Roan couldn’t tell Dai that he was so close to giving into the burn for gold that he would trade his soul for more. That with every breath he fought the curse, and that every time his drew on the power of the Shadowlands he paid with a piece of his soul. Sliding between realms on people’s nightmares was the one thing he could do without cost, and it kept him sane. Escaping to the Fixed Realm wasn’t a solution, but it was all he had to keep him going. If he faded, then Anfri and Dai faded with him. He couldn’t condemn them to an eternity of being soulless goblins.
“That I’m a nice goblin and a terrible human.” Fighting the lust for a woman was good. It meant he still had enough of a soul to want something other than gold. Keeping her was keeping him human.
Eliza was here for his good.
Dai sighed and flicked his gaze at Anfri. “A terrible human is still human.”
Anfri admired the sheen of candlelight on his gold knife. Mesmerized by the play of the flames, the gold reflected in his eyes. Was his skin duller? His finger joints more swollen? His ears a little longer?
Roan checked his own hands for signs of becoming goblin. They were all running out of time. Unable to find a cure for the curse, their only choices were now death or fading. He knew he would have to take Eliza home before he reached that point. He let a smile form. Until then he would enjoy her company.
Chapter 4
Eliza knelt on the floor of the cave that served as his bedroom. In front of her was the old cardboard box that she’d pulled out from under his bed. Roan watched as her fingers traced the letters scrawled in black marker on the flap. He curled his hand. His fingers had traced the same path, those same eight letters countless times.
Thank you
.
In nearly two thousand years only one person had ever thanked him for answering a summon. He’d defeated armies, killed princes, stolen treasure, yet his greatest achievement had been breaking up a teenager’s out-of-control party and saving Eliza from unwanted attention. In that night he had been more human than he’d been in five hundred years. It wasn’t the words of her wish that had drawn him, but the desperation in the young woman’s voice to do something. That girl, now grown, turned.
Eliza jumped up. “That night really happened.”

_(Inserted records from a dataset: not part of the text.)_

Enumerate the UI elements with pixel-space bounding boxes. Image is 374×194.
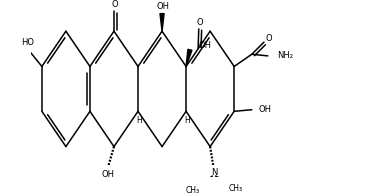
Text: N: N xyxy=(211,168,217,177)
Polygon shape xyxy=(160,14,164,31)
Text: OH: OH xyxy=(259,105,272,113)
Text: CH₃: CH₃ xyxy=(229,184,243,193)
Text: OH: OH xyxy=(199,41,212,50)
Text: OH: OH xyxy=(101,170,114,179)
Text: O: O xyxy=(197,18,203,27)
Text: H: H xyxy=(184,116,190,125)
Text: O: O xyxy=(112,0,119,9)
Text: HO: HO xyxy=(21,38,34,47)
Polygon shape xyxy=(186,49,192,67)
Text: NH₂: NH₂ xyxy=(277,51,293,60)
Text: H: H xyxy=(137,116,142,125)
Text: O: O xyxy=(265,34,272,43)
Text: CH₃: CH₃ xyxy=(186,186,200,194)
Text: OH: OH xyxy=(156,2,169,11)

Roan looked at the box, the bedsheets pulled back and the open chest. Only his clothing in the drawers remained untouched by her hand. She’d been through his things, pawed through his personal belongings like a scavenger looking for scraps on a carcass.
“You always knew it happened. You never wanted to believe.” He kicked the box back under the bed. The two bronze torques inside clanged together with the hollow ring of his failure to save the men who’d worn them.

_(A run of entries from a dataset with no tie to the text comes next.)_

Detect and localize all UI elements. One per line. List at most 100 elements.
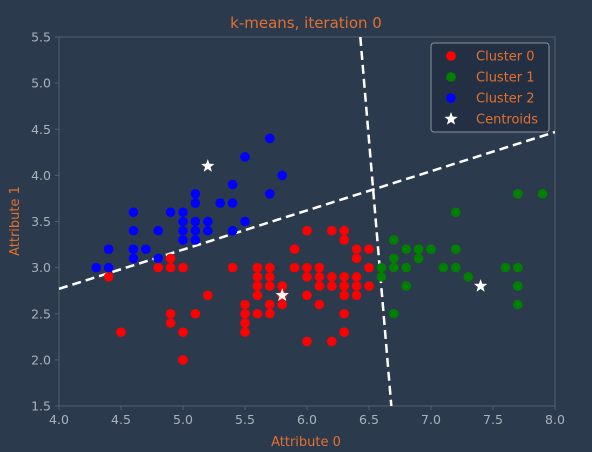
cluster-0-point [265, 272, 275, 282]
cluster-0-point [190, 308, 201, 319]
cluster-1-point [451, 244, 461, 254]
cluster-0-point [240, 327, 250, 338]
x-tick-label: 8.0 [545, 412, 565, 427]
cluster-2-point [128, 207, 139, 218]
cluster-1-point [513, 189, 523, 199]
cluster-2-point [141, 244, 151, 254]
cluster-0-point [178, 262, 188, 273]
x-tick-label: 4.0 [49, 412, 69, 427]
cluster-0-point [351, 244, 362, 254]
cluster-2-point [153, 253, 163, 264]
cluster-0-point [302, 290, 312, 301]
legend-label-cluster-2: Cluster 2 [476, 92, 535, 107]
cluster-0-point [153, 262, 163, 273]
cluster-2-point [240, 216, 250, 227]
cluster-2-point [128, 225, 139, 236]
cluster-0-point [314, 272, 325, 282]
y-tick-label: 4.5 [31, 122, 51, 137]
cluster-0-point [339, 308, 350, 319]
cluster-1-point [513, 281, 523, 291]
y-tick-label: 2.0 [31, 352, 51, 367]
cluster-1-point [401, 281, 412, 291]
cluster-0-point [203, 290, 213, 301]
cluster-0-point [364, 281, 374, 291]
cluster-1-point [500, 262, 511, 273]
axes: 4.0 4.5 5.0 5.5 6.0 6.5 7.0 7.5 8.0 1.5 2.0 2.5 3.0 3… [31, 30, 565, 428]
centroid-star [201, 159, 215, 172]
cluster-0-point [302, 336, 312, 347]
cluster-0-point [327, 225, 337, 236]
cluster-0-point [314, 281, 325, 291]
cluster-2-point [190, 198, 201, 208]
cluster-0-point [277, 281, 288, 291]
cluster-0-point [165, 318, 176, 328]
cluster-2-point [215, 198, 225, 208]
cluster-0-point [327, 336, 337, 347]
y-tick-label: 3.0 [31, 260, 51, 275]
centroid-star [275, 288, 289, 301]
cluster-1-point [376, 272, 387, 282]
cluster-1-point [463, 272, 474, 282]
cluster-0-point [351, 253, 362, 264]
x-tick-label: 5.0 [173, 412, 193, 427]
cluster-2-point [91, 262, 101, 273]
cluster-1-point [537, 189, 548, 199]
cluster-2-point [203, 225, 213, 236]
boundary-line [359, 37, 393, 406]
cluster-0-point [314, 262, 325, 273]
cluster-0-point [165, 253, 176, 264]
cluster-0-point [252, 272, 263, 282]
cluster-1-point [389, 253, 399, 264]
cluster-2-point [240, 152, 250, 162]
cluster-2-point [227, 179, 238, 190]
cluster-0-point [265, 299, 275, 310]
cluster-2-point [178, 207, 188, 218]
cluster-1-point [389, 235, 399, 245]
cluster-0-point [327, 281, 337, 291]
cluster-0-point [252, 290, 263, 301]
cluster-2-point [128, 253, 139, 264]
cluster-2-point [103, 244, 114, 254]
cluster-0-point [252, 281, 263, 291]
cluster-0-point [364, 262, 374, 273]
cluster-1-point [513, 262, 523, 273]
cluster-0-point [165, 262, 176, 273]
cluster-0-point [289, 244, 300, 254]
x-tick-label: 5.5 [235, 412, 255, 427]
cluster-0-point [339, 225, 350, 236]
cluster-0-point [327, 272, 337, 282]
cluster-2-point [265, 133, 275, 144]
y-tick-label: 5.5 [31, 30, 51, 45]
y-tick-label: 4.0 [31, 168, 51, 183]
cluster-0-point [302, 262, 312, 273]
x-tick-label: 4.5 [111, 412, 131, 427]
cluster-1-point [426, 244, 436, 254]
cluster-2-point [190, 225, 201, 236]
cluster-1-point [438, 262, 449, 273]
cluster-0-point [178, 355, 188, 365]
cluster-1-point [451, 207, 461, 218]
decision-boundaries [59, 37, 555, 406]
cluster-0-point [265, 281, 275, 291]
cluster-0-point [339, 235, 350, 245]
cluster-0-point [351, 290, 362, 301]
cluster-0-point [339, 272, 350, 282]
cluster-1-point [401, 244, 412, 254]
cluster-0-point [265, 308, 275, 319]
centroid-star [473, 279, 488, 292]
legend-label-centroids: Centroids [476, 113, 538, 128]
cluster-0-point [178, 327, 188, 338]
cluster-2-point [165, 207, 176, 218]
cluster-1-point [413, 253, 424, 264]
cluster-1-point [389, 308, 399, 319]
cluster-2-point [178, 216, 188, 227]
y-tick-label: 1.5 [31, 399, 51, 414]
cluster-0-point [339, 290, 350, 301]
cluster-0-point [240, 308, 250, 319]
cluster-2-point [178, 235, 188, 245]
cluster-0-point [339, 281, 350, 291]
cluster-2-point [227, 225, 238, 236]
x-tick-label: 7.5 [483, 412, 503, 427]
cluster-0-point [339, 327, 350, 338]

Roan slid his hand between the mattress and the headboard. He held up a sheathed, short, double-bladed sword. “This what you’re looking for?”
He tossed the sword to Eliza. Weapons were the first thing he’d looked for when he’d woken up in the Shadowlands.
She caught the sword and held it awkwardly. “I was hoping for a gun.”
He pressed his lips together to hide the smile. He doubted she could use either weapon, yet she was willing to fight him to get home. He’d been that desperate to escape once, taking on the druid, searching for cures that didn’t exist. Over the years resignation had taken hold. The only reason he fought on was because of his brother, but the death of each man made it harder to hold the gray at bay.
Roan tapped the Colt on his side. “Too bad.”
He drew the scabbard off the sword. The twin blades, separated by a finger width, were liquid in the candlelight. He couldn’t remember whose it had been. A summoner chancing his luck only to have it fail? Payment for murder and mayhem? Or treasure taken from a tomb?
Eliza gripped the sword. Her knuckles whitened as if grasping could control the blade. She lifted the point and aimed at his belly.
“Now what? You going to try to decorate my blade with my guts?” A slow death even for a goblin.
“You’re going to take me home.” Her voice didn’t waver. Her gaze didn’t lower.